You're analogy isn't quite right. If you bought insurance on your neighbors house not blowing up (and thus damaging your house) the insurance agency might be able to void the contract if it turns out your neighbor decided to illegally start a meth lab.

Now, if you specifically bought insurance to protect against fraud or illegality that's one thing. But it doesn't necessarily follow that options, which are more like two party bets than insurance, assume risk of illegality.

 
At Wednesday, September 21, 2011 1:27:00 PM, Blogger Vic Ferrari said...
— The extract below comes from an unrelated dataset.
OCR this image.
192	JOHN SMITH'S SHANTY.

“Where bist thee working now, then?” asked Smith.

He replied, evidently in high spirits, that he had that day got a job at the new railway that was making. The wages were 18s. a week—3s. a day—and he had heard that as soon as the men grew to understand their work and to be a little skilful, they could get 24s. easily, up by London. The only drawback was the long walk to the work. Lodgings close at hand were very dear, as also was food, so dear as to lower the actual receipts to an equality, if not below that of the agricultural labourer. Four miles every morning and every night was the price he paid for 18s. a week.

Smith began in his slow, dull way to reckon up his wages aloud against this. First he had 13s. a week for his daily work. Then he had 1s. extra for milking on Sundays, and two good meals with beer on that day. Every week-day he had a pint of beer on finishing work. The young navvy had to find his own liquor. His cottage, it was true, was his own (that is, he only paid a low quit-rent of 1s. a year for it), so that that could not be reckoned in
I guess the OSC's concern would be that an employee of Sino-Forest could have been aware of the fraudulent activity and purchased put options, esp ones that were out of the money, as a means of benefiting in the event of their company's fraud being exposed.

They could use a third party, or rationalize it by claiming they were hedging the stock options that were part of their compensation package. Criminal activity I know, but if indeed Sino-Forest were engaging in fraud, then it's not outrageous to suspect employees of doing the same with their personal business dealings.

The people who created the Sino-Forest put market need to be protected, no? They clearly weren't working with inside information.

I don't know, just thinking aloud.

Folks who purchased both call and put options as part of their strategy ... they would appear to be hooped, if I'm reading you right. Is there any sort of remedy for them? Anyone to sue?